Laidlaw brings the complex Lucinda to life, imbuing the character with a rich spectrum of emotions. Slowly and genuinely transforming a naïve little girl into a hardened ice queen is no easy feat. But Laidlaw pulls it off flawlessly, tying together all of Lucinda’s experiences and personality ticks convincingly.

Meanwhile, MacKechnie is believable as Lucinda’s modest and loving husband, but definitely excels most when portraying the character later in life. At times, his interpretation of a love-struck high schooler verges on cartoonish, detracting from the reality of the scenes. Neff has his work cut out for him portraying the various incarnations of the monster, including a chauvinistic college student, a perplexed plumber and a rather forward store clerk. As well executed as these manifestations are, there seems to be a spark lacking from his portrayal as the monster. You would think that passion personified would have more passion, but alas, Neff seems rather bored.

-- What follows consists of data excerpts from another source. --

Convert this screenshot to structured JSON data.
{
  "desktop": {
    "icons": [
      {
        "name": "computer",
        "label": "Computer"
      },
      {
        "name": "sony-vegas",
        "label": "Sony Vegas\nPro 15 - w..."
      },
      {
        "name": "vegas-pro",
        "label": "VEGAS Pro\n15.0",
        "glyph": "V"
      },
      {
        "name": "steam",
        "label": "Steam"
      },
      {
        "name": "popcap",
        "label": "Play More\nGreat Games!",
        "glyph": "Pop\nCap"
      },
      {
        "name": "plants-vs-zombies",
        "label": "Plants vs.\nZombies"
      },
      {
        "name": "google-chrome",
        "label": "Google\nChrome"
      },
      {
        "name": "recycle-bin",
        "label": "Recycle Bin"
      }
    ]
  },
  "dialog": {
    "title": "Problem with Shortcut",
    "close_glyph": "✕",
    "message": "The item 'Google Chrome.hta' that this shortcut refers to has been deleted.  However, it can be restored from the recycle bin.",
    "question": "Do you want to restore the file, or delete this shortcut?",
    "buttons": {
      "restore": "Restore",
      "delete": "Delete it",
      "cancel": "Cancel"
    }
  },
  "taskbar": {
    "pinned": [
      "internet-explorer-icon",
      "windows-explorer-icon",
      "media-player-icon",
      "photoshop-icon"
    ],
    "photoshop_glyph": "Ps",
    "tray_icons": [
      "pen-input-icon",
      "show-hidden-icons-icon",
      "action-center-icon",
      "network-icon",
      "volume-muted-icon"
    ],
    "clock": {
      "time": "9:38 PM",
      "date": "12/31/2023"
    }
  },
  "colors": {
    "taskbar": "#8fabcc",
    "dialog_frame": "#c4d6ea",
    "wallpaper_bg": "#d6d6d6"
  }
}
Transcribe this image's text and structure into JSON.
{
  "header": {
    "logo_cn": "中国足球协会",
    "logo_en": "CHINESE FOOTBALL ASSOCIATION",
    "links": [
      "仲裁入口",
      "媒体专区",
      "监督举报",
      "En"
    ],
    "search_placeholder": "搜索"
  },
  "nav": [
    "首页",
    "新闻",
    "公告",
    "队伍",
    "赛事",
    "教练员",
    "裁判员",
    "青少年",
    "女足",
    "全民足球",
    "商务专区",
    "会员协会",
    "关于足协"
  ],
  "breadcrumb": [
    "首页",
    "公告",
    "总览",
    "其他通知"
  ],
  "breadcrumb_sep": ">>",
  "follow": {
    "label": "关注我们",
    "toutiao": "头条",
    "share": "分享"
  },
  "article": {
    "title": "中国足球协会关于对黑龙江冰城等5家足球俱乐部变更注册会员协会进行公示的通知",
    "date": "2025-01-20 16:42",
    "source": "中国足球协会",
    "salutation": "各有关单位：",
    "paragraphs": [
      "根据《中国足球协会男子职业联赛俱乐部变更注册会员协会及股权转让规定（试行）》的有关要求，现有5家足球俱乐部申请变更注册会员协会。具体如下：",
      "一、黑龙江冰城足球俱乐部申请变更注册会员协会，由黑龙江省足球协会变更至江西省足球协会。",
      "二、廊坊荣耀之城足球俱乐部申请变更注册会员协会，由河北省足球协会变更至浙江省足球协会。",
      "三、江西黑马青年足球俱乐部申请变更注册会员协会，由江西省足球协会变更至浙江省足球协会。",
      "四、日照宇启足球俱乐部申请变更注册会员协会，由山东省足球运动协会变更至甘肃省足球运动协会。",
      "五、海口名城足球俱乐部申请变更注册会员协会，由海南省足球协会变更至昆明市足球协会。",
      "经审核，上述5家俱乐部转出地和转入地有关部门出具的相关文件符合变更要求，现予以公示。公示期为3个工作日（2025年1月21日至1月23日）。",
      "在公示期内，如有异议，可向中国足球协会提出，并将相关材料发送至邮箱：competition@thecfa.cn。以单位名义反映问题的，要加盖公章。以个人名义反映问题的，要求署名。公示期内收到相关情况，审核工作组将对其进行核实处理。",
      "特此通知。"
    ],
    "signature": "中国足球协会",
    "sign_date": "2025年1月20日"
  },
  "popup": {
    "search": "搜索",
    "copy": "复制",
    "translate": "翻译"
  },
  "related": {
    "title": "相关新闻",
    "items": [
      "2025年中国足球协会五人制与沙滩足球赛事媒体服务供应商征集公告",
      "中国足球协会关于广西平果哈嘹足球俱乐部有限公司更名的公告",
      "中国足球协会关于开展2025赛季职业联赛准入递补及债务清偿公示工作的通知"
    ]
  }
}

Director Jessi D. Hill artfully uses the simple staging, which entirely takes place within a bedroom, to create vivid and dramatic slice-of-life scenes. Sound effects, such as a ticking clock, are well placed to give a sense of time passing. Meanwhile her use of shifting wall art serves as insightful demarcations of time, both in the physical sense and in the sense of where the characters are in their lives.

Closing October 9th, there’s little time left to see this thought-provoking production.  Perhaps the play will be picked up and moved out East, as two other Chicago Dramatists plays have done: A Steady Rain is currently running on Broadway, while a 2002 production called The Liquid Moon was just optioned by the same producers.

Frightening and fatalistic, the thematic ideas within Lucinda’s Bed speak to all of us who strive to figure out what is good, what is right and whether the two aren’t always overlapping. Actors execute the play with realism while incorporating the fanciful in a compellingly written tale where monsters cry too. Do not miss this play.